Forty-five years ago today, on October 10, 1975, they married in secret in a remote village in Chobe National Park in Botswana. It was the second time the pair had married each other; like the first, it was to end in divorce.

The pair had gained worldwide fame – and notoriety in the eyes of many – when they began their love affair while filming Antony and Cleopatra in 1961. Taylor was already on her fourth marriage, to Eddie Fisher, whom she had "stolen" from Debbie Reynolds in one of the biggest celebrity scandals of the 1950s; she had four children at the time. Burton was married to Welsh actress Sybil Williams, mother of his two children.
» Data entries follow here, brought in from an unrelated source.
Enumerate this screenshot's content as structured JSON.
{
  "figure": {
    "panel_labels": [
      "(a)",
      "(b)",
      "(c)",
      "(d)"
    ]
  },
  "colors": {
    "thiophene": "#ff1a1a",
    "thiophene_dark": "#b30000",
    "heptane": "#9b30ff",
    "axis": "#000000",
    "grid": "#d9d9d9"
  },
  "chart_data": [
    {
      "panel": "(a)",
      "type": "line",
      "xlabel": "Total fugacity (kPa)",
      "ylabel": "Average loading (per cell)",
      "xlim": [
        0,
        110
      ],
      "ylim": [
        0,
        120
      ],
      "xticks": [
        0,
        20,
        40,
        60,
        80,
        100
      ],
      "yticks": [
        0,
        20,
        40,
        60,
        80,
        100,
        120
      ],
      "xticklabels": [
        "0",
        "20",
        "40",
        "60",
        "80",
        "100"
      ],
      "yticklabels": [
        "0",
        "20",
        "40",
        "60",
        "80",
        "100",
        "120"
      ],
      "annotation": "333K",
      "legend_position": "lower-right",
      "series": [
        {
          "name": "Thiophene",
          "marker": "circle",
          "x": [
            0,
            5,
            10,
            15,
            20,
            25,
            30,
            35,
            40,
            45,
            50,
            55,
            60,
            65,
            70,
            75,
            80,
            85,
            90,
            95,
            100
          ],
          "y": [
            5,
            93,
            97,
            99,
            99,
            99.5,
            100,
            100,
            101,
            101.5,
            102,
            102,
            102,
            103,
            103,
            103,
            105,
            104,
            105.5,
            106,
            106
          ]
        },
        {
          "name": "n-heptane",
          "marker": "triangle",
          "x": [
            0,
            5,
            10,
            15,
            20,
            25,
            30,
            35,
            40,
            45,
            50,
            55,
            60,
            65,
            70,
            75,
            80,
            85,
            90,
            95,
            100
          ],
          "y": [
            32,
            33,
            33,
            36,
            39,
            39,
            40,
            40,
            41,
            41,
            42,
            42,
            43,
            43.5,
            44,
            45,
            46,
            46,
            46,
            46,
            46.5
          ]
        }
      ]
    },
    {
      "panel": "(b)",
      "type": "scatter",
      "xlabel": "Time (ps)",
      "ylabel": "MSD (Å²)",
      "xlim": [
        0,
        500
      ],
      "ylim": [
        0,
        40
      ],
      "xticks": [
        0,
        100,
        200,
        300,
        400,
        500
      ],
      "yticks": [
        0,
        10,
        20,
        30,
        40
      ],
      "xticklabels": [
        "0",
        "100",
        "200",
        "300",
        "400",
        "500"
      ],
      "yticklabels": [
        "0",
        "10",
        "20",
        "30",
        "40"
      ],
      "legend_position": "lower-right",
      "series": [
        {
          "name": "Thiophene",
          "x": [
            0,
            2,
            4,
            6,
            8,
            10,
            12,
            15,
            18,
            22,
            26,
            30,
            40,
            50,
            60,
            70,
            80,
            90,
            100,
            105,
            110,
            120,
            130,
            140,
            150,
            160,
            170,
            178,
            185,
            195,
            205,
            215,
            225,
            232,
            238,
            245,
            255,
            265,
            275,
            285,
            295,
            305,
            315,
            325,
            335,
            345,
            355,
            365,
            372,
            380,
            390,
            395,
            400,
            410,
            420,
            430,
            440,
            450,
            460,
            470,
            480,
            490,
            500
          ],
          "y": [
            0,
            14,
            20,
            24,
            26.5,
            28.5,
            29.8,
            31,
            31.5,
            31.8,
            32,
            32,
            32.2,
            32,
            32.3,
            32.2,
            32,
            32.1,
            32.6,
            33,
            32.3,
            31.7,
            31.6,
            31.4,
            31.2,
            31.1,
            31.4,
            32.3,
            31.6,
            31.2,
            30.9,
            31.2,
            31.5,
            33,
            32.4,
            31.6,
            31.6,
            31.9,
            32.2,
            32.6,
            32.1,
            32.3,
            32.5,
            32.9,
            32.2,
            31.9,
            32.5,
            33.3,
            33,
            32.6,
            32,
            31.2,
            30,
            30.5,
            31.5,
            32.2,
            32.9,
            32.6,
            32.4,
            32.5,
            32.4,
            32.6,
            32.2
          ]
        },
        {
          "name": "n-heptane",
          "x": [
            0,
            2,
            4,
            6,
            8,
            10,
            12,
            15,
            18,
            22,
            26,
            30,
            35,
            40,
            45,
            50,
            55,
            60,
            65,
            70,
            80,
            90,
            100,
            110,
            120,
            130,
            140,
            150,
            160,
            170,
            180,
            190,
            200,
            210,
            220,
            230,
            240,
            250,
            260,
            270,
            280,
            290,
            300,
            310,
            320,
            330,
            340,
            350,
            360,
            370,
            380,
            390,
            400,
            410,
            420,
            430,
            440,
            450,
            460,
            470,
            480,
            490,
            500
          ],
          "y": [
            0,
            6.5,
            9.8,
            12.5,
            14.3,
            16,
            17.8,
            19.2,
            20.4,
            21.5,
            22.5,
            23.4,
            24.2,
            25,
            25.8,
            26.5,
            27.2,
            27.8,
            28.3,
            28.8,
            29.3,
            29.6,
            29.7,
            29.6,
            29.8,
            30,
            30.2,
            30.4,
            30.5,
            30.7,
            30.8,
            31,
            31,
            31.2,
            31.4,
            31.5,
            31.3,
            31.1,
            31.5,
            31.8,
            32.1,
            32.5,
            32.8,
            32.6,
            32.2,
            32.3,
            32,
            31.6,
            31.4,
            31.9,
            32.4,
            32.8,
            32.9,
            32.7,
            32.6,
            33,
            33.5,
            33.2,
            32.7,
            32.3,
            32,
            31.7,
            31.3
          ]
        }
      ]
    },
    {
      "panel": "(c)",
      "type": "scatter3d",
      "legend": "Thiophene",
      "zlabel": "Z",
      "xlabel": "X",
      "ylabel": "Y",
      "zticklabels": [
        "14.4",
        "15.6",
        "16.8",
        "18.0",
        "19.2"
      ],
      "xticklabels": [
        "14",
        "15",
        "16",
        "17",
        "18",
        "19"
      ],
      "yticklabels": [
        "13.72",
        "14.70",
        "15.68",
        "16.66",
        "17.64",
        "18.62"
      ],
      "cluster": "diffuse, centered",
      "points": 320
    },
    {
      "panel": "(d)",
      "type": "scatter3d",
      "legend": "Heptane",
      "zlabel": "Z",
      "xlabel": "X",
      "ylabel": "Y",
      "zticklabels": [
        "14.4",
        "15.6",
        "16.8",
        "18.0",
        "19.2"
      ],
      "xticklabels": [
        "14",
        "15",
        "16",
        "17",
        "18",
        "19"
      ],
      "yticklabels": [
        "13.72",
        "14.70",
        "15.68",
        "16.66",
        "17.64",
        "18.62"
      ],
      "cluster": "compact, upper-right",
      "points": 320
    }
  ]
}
Their passion for each other was to make the front pages for years to come.

Antony and Cleopatra was finally released in 1963, by which time Burton and Taylor had travelled to Britain to make the Terence Rattigan film The VIPs. They are pictured right on a visit to the Palace of Holyroodhouse in Edinburgh; above, they have ringside seats at the Wembley Arena for the epic fight between Henry Cooper and Cassius Clay.

The pair married for the first time in March, 1964 at the Ritz-Carlton in Montreal. They divorced in June 1974. Their time toghther – and apart – was peppered with fights, splits, reconciliations, bouts of heavy drinking, tantrums and lavish spending – including, most famously, a diamond ring purchased by Burton for $1.5 million.

Burton died of a brain haemorrhage in 1985; Taylor of congestive heart failure in 2011.

Between them, and not counting each other, they had nine spouses. But each had the other in their heart until their dying day. We will likely never see their likes again.